Although Dale Porter, like Anthony Wohl and other social historians, paints a grim picture of London's environmental contamination, absence of adequate sanitation, and lack of viable solutions to problems caused by human, animal, and industrial waste, following Olson, he also asks the pointed question, how filthy was London actually?
Cleanliness is in the eye of the beholder, and there is a difference between the dismal levels of sanitation and public health that historians perceive in hindsight and how most contemporaries perceived them. Late Georgian London was generally considered clean and healthy by most people. Donald Olsen cites evidence that visitors to London before 1830 were quite pleased by the healthy climate and sanitation of the capital. He goes on to speculate that London's early Victorian reputation for filthiness stemmed most directly from the totally unexpected and shockingly swift cholera epidemic of 1832. The epidemic threw the medical profession into a panic, for no one could explain what cholera was, let alone how to prevent it. Its horrifying symptoms and devastating mortality led the public and the media to overdramatize its actual impact. Although cholera returned in 1848, in 1853, and in 1866, each time prompting cries for pollution control it actually killed fewer people than probably any other epidemic infection. John Snow's famous demonstration of the waterborne nature of the disease was not accepted until after the last of these epidemics.

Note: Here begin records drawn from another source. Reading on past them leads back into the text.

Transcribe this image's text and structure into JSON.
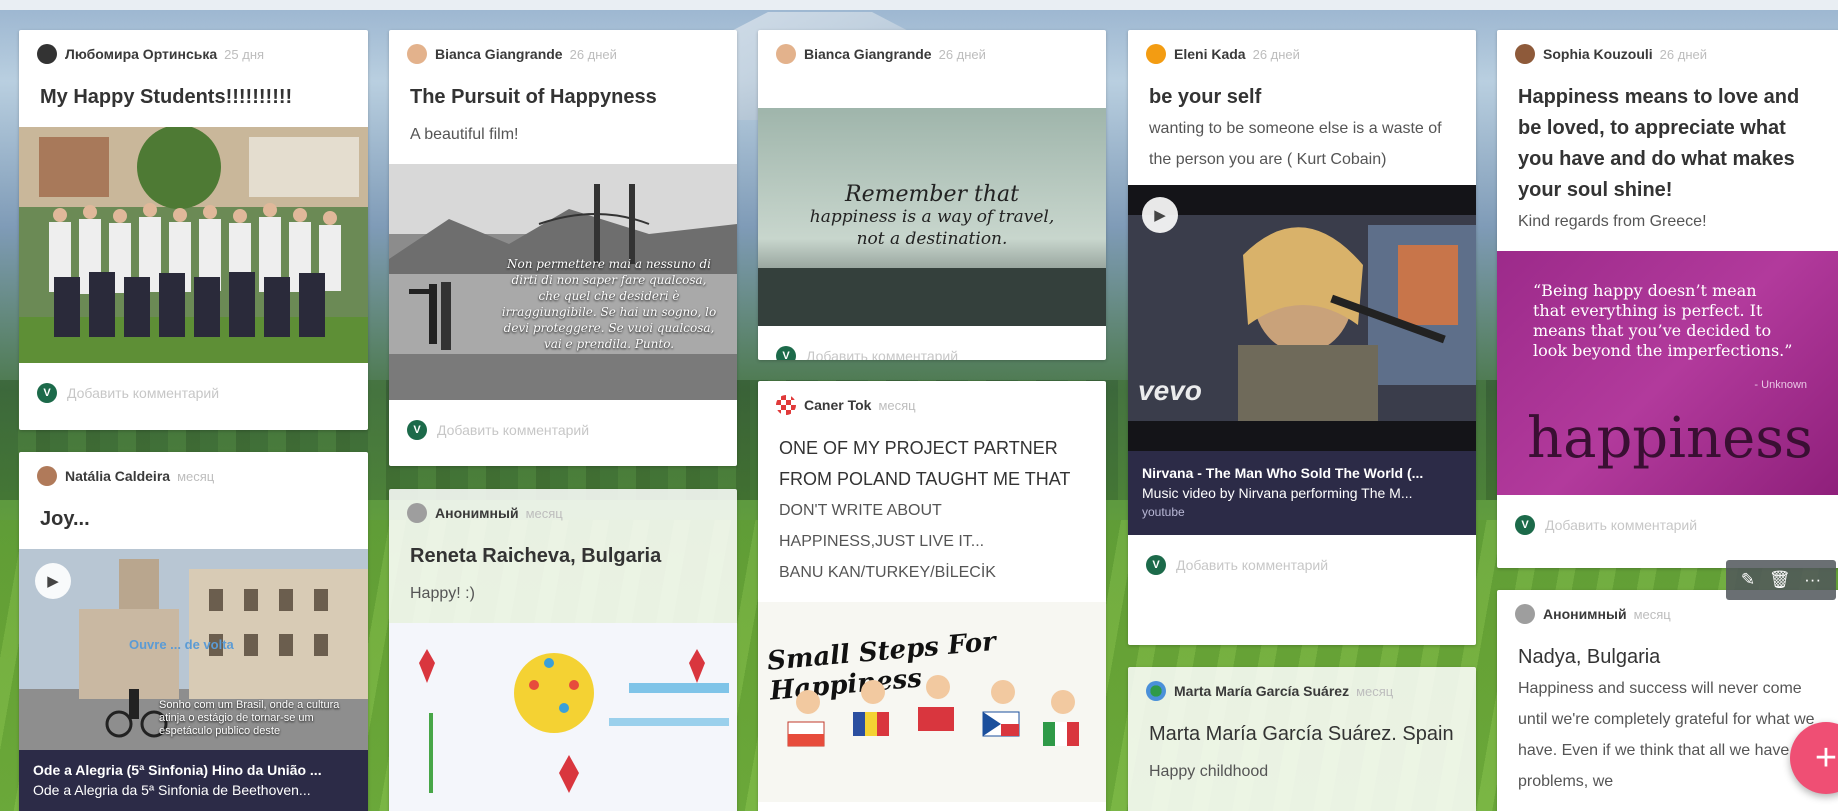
{
  "comment_placeholder": "Добавить комментарий",
  "posts": [
    {
      "author": "Любомира Ортинська",
      "time": "25 дня",
      "title": "My Happy Students!!!!!!!!!!"
    },
    {
      "author": "Bianca Giangrande",
      "time": "26 дней",
      "title": "The Pursuit of Happyness",
      "body": "A beautiful film!",
      "image_quote": "Non permettere mai a nessuno di dirti di non saper fare qualcosa, che quel che desideri è irraggiungibile. Se hai un sogno, lo devi proteggere. Se vuoi qualcosa, vai e prendila. Punto."
    },
    {
      "author": "Bianca Giangrande",
      "time": "26 дней",
      "image_quote_1": "Remember that",
      "image_quote_2": "happiness is a way of travel,",
      "image_quote_3": "not a destination."
    },
    {
      "author": "Eleni Kada",
      "time": "26 дней",
      "title": "be your self",
      "body": "wanting to be someone else is a waste of the person you are ( Kurt Cobain)",
      "video_title": "Nirvana - The Man Who Sold The World (...",
      "video_desc": "Music video by Nirvana performing The M...",
      "video_source": "youtube",
      "video_logo": "vevo"
    },
    {
      "author": "Sophia Kouzouli",
      "time": "26 дней",
      "title": "Happiness means to love and be loved, to appreciate what you have and do what makes your soul shine!",
      "body": "Kind regards from Greece!",
      "image_quote": "“Being happy doesn’t mean that everything is perfect. It means that you’ve decided to look beyond the imperfections.”",
      "image_attrib": "- Unknown",
      "image_word": "happiness"
    },
    {
      "author": "Natália Caldeira",
      "time": "месяц",
      "title": "Joy...",
      "image_overlay": "Ouvre ... de volta",
      "image_caption": "Sonho com um Brasil, onde a cultura atinja o estágio de tornar-se um espetáculo publico deste",
      "video_title": "Ode a Alegria (5ª Sinfonia) Hino da União ...",
      "video_desc": "Ode a Alegria da 5ª Sinfonia de Beethoven..."
    },
    {
      "author": "Анонимный",
      "time": "месяц",
      "title": "Reneta Raicheva, Bulgaria",
      "body": "Happy! :)"
    },
    {
      "author": "Caner Tok",
      "time": "месяц",
      "title": "ONE OF MY PROJECT PARTNER FROM POLAND TAUGHT ME THAT",
      "body_lines": [
        "DON'T WRITE ABOUT",
        "HAPPINESS,JUST LIVE IT...",
        "BANU KAN/TURKEY/BİLECİK"
      ],
      "image_text": "Small Steps For Happiness"
    },
    {
      "author": "Marta María García Suárez",
      "time": "месяц",
      "title": "Marta María García Suárez. Spain",
      "body": "Happy childhood"
    },
    {
      "author": "Анонимный",
      "time": "месяц",
      "title": "Nadya, Bulgaria",
      "body": "Happiness and success will never come until we're completely grateful for what we have. Even if we think that all we have are problems, we"
    }
  ],
  "toolbar": {
    "edit": "✎",
    "delete": "🗑",
    "more": "···"
  },
  "fab_label": "+"
}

In other words, like the development of ideas of Victorian ideas of the public interest and pollution — both so crucial in late-nineteenth-century conceptions of class, sexuality, gender, and the effects of literature and the arts —the filth if London proves part verifiable fact and part a cultural response to a conceptual, practical problem.
Bibliography
Porter, Dale H. The Thames Embankment: Environment, Technology, and Society in Victorian London. Akron, Ohio: University of Akron Press, 1998.